I have a pretrained word2vec model in pyspark and I would like to know how big is its vocabulary (and perhaps get a list of words in the vocabulary). Is this possible? I would guess it has to be stored somewhere since it can predict for new data, but I couldn't find a clear answer in the documentation.

I tried w2v_model.getVectors().count() but the result (970) seem too small for my use case. In case it may be relevant, I'm using short-text data and my dataset has tens of millions of messages each having from 10 to 30/40 words. I am using min_count=50.


Not quite sure why you doubt the result of .getVectors().count(), which gives the desired result indeed, as shown in the documentation link you have provided yourself.

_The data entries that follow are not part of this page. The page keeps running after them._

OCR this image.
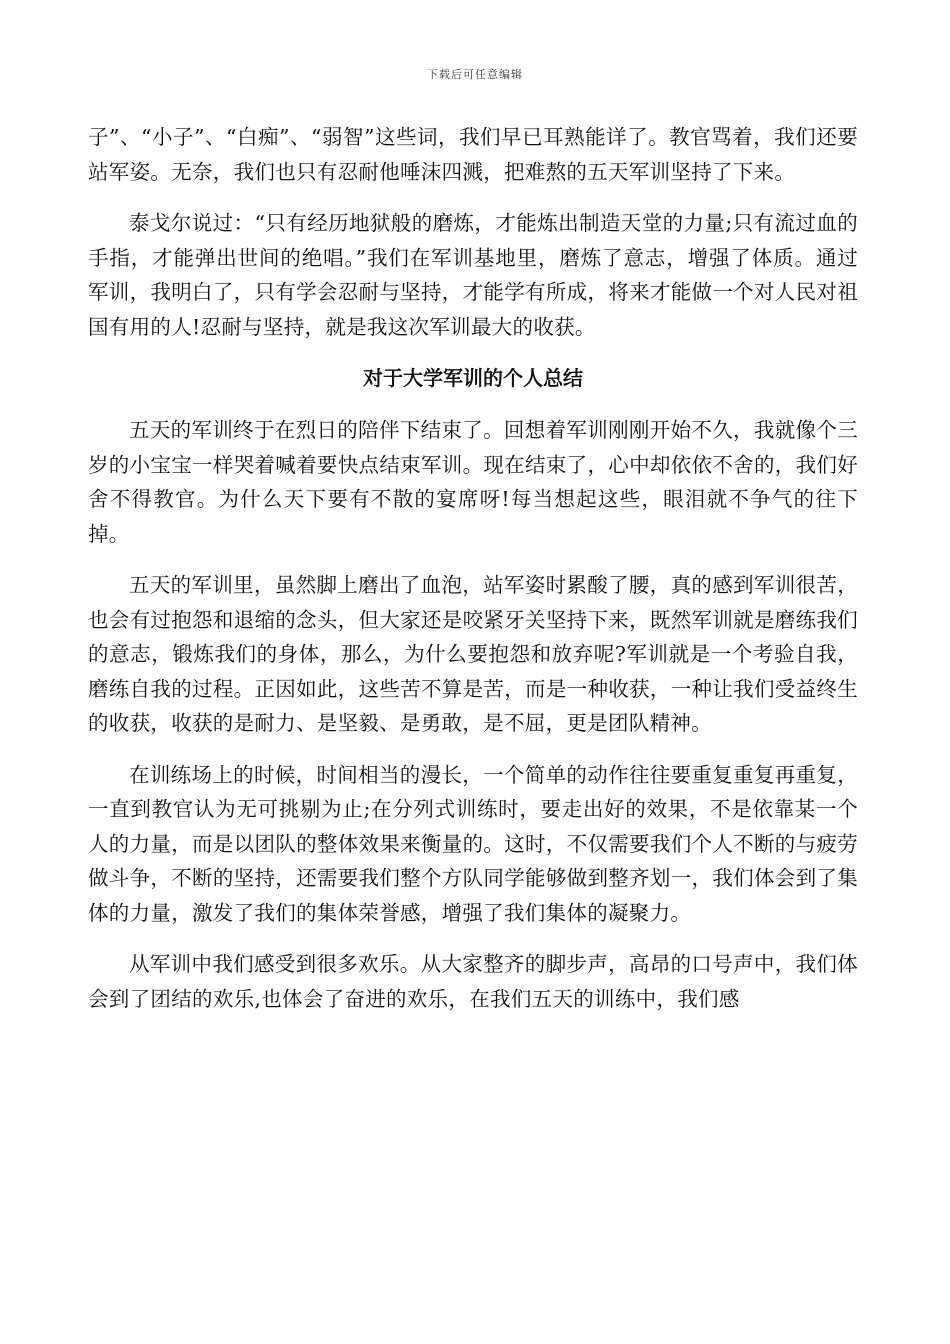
下载后可任意编辑

子”、“小子”、“白痴”、“弱智”这些词，我们早已耳熟能详了。教官骂着，我们还要站军姿。无奈，我们也只有忍耐他唾沫四溅，把难熬的五天军训坚持了下来。

泰戈尔说过：“只有经历地狱般的磨炼，才能炼出制造天堂的力量;只有流过血的手指，才能弹出世间的绝唱。”我们在军训基地里，磨炼了意志，增强了体质。通过军训，我明白了，只有学会忍耐与坚持，才能学有所成，将来才能做一个对人民对祖国有用的人!忍耐与坚持，就是我这次军训最大的收获。

对于大学军训的个人总结

五天的军训终于在烈日的陪伴下结束了。回想着军训刚刚开始不久，我就像个三岁的小宝宝一样哭着喊着要快点结束军训。现在结束了，心中却依依不舍的，我们好舍不得教官。为什么天下要有不散的宴席呀!每当想起这些，眼泪就不争气的往下掉。

五天的军训里，虽然脚上磨出了血泡，站军姿时累酸了腰，真的感到军训很苦，也会有过抱怨和退缩的念头，但大家还是咬紧牙关坚持下来，既然军训就是磨练我们的意志，锻炼我们的身体，那么，为什么要抱怨和放弃呢?军训就是一个考验自我，磨练自我的过程。正因如此，这些苦不算是苦，而是一种收获，一种让我们受益终生的收获，收获的是耐力、是坚毅、是勇敢，是不屈，更是团队精神。

在训练场上的时候，时间相当的漫长，一个简单的动作往往要重复重复再重复，一直到教官认为无可挑剔为止;在分列式训练时，要走出好的效果，不是依靠某一个人的力量，而是以团队的整体效果来衡量的。这时，不仅需要我们个人不断的与疲劳做斗争，不断的坚持，还需要我们整个方队同学能够做到整齐划一，我们体会到了集体的力量，激发了我们的集体荣誉感，增强了我们集体的凝聚力。

从军训中我们感受到很多欢乐。从大家整齐的脚步声，高昂的口号声中，我们体会到了团结的欢乐,也体会了奋进的欢乐，在我们五天的训练中，我们感
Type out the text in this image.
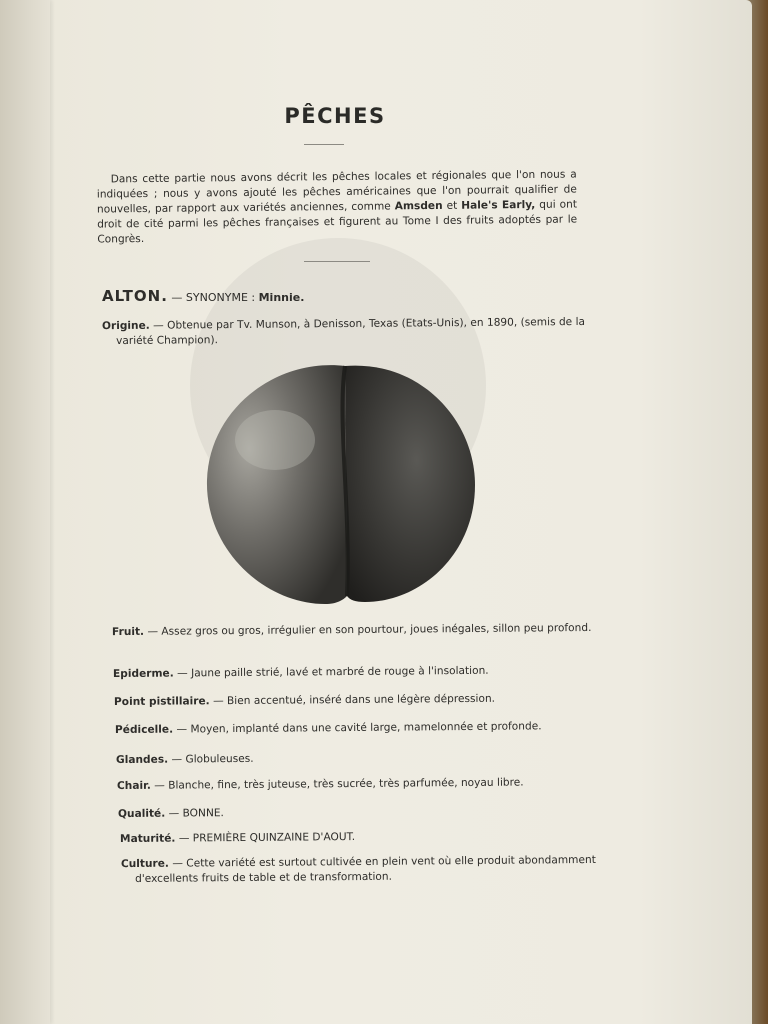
PÊCHES
Dans cette partie nous avons décrit les pêches locales et régionales que l'on nous a indiquées ; nous y avons ajouté les pêches américaines que l'on pourrait qualifier de nouvelles, par rapport aux variétés anciennes, comme Amsden et Hale's Early, qui ont droit de cité parmi les pêches françaises et figurent au Tome I des fruits adoptés par le Congrès.
ALTON. — SYNONYME : Minnie.
Origine. — Obtenue par Tv. Munson, à Denisson, Texas (Etats-Unis), en 1890, (semis de la variété Champion).
Fruit. — Assez gros ou gros, irrégulier en son pourtour, joues inégales, sillon peu profond.
Epiderme. — Jaune paille strié, lavé et marbré de rouge à l'insolation.
Point pistillaire. — Bien accentué, inséré dans une légère dépression.
Pédicelle. — Moyen, implanté dans une cavité large, mamelonnée et profonde.
Glandes. — Globuleuses.
Chair. — Blanche, fine, très juteuse, très sucrée, très parfumée, noyau libre.
Qualité. — BONNE.
Maturité. — PREMIÈRE QUINZAINE D'AOUT.
Culture. — Cette variété est surtout cultivée en plein vent où elle produit abondamment d'excellents fruits de table et de transformation.
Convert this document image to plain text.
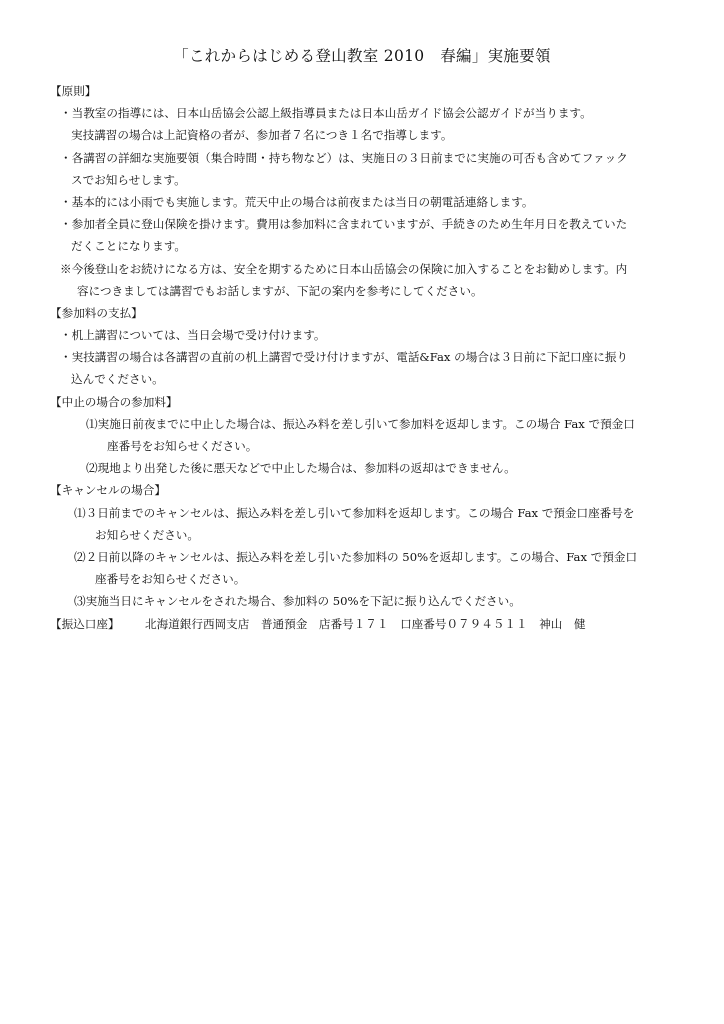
「これからはじめる登山教室 2010　春編」実施要領
【原則】
・当教室の指導には、日本山岳協会公認上級指導員または日本山岳ガイド協会公認ガイドが当ります。
実技講習の場合は上記資格の者が、参加者７名につき１名で指導します。
・各講習の詳細な実施要領（集合時間・持ち物など）は、実施日の３日前までに実施の可否も含めてファック
スでお知らせします。
・基本的には小雨でも実施します。荒天中止の場合は前夜または当日の朝電話連絡します。
・参加者全員に登山保険を掛けます。費用は参加料に含まれていますが、手続きのため生年月日を教えていた
だくことになります。
※今後登山をお続けになる方は、安全を期するために日本山岳協会の保険に加入することをお勧めします。内
容につきましては講習でもお話しますが、下記の案内を参考にしてください。
【参加料の支払】
・机上講習については、当日会場で受け付けます。
・実技講習の場合は各講習の直前の机上講習で受け付けますが、電話&Fax の場合は３日前に下記口座に振り
込んでください。
【中止の場合の参加料】
⑴実施日前夜までに中止した場合は、振込み料を差し引いて参加料を返却します。この場合 Fax で預金口
座番号をお知らせください。
⑵現地より出発した後に悪天などで中止した場合は、参加料の返却はできません。
【キャンセルの場合】
⑴３日前までのキャンセルは、振込み料を差し引いて参加料を返却します。この場合 Fax で預金口座番号を
お知らせください。
⑵２日前以降のキャンセルは、振込み料を差し引いた参加料の 50%を返却します。この場合、Fax で預金口
座番号をお知らせください。
⑶実施当日にキャンセルをされた場合、参加料の 50%を下記に振り込んでください。
【振込口座】 北海道銀行西岡支店　普通預金　店番号１７１　口座番号０７９４５１１　神山　健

Here is the example posted there, with a vocabulary of just three (3) tokens - a, b, and c:

from pyspark.ml.feature import Word2Vec

sent = ("a b " * 100 + "a c " * 10).split(" ") # 3-token vocabulary
doc = spark.createDataFrame([(sent,), (sent,)], ["sentence"])
word2Vec = Word2Vec(vectorSize=5, seed=42, inputCol="sentence", outputCol="model")
model = word2Vec.fit(doc)

So, unsurprisingly, it is

model.getVectors().count()
# 3

and asking for the vectors themselves

model.getVectors().show()

gives

+----+--------------------+
|word|              vector|
+----+--------------------+
|   a|[0.09511678665876...|
|   b|[-1.2028766870498...|
|   c|[0.30153277516365...|
+----+--------------------+

In your case, with min_count=50, every word that appears less than 50 times in your corpus will not be represented; reducing this number will result in more vectors.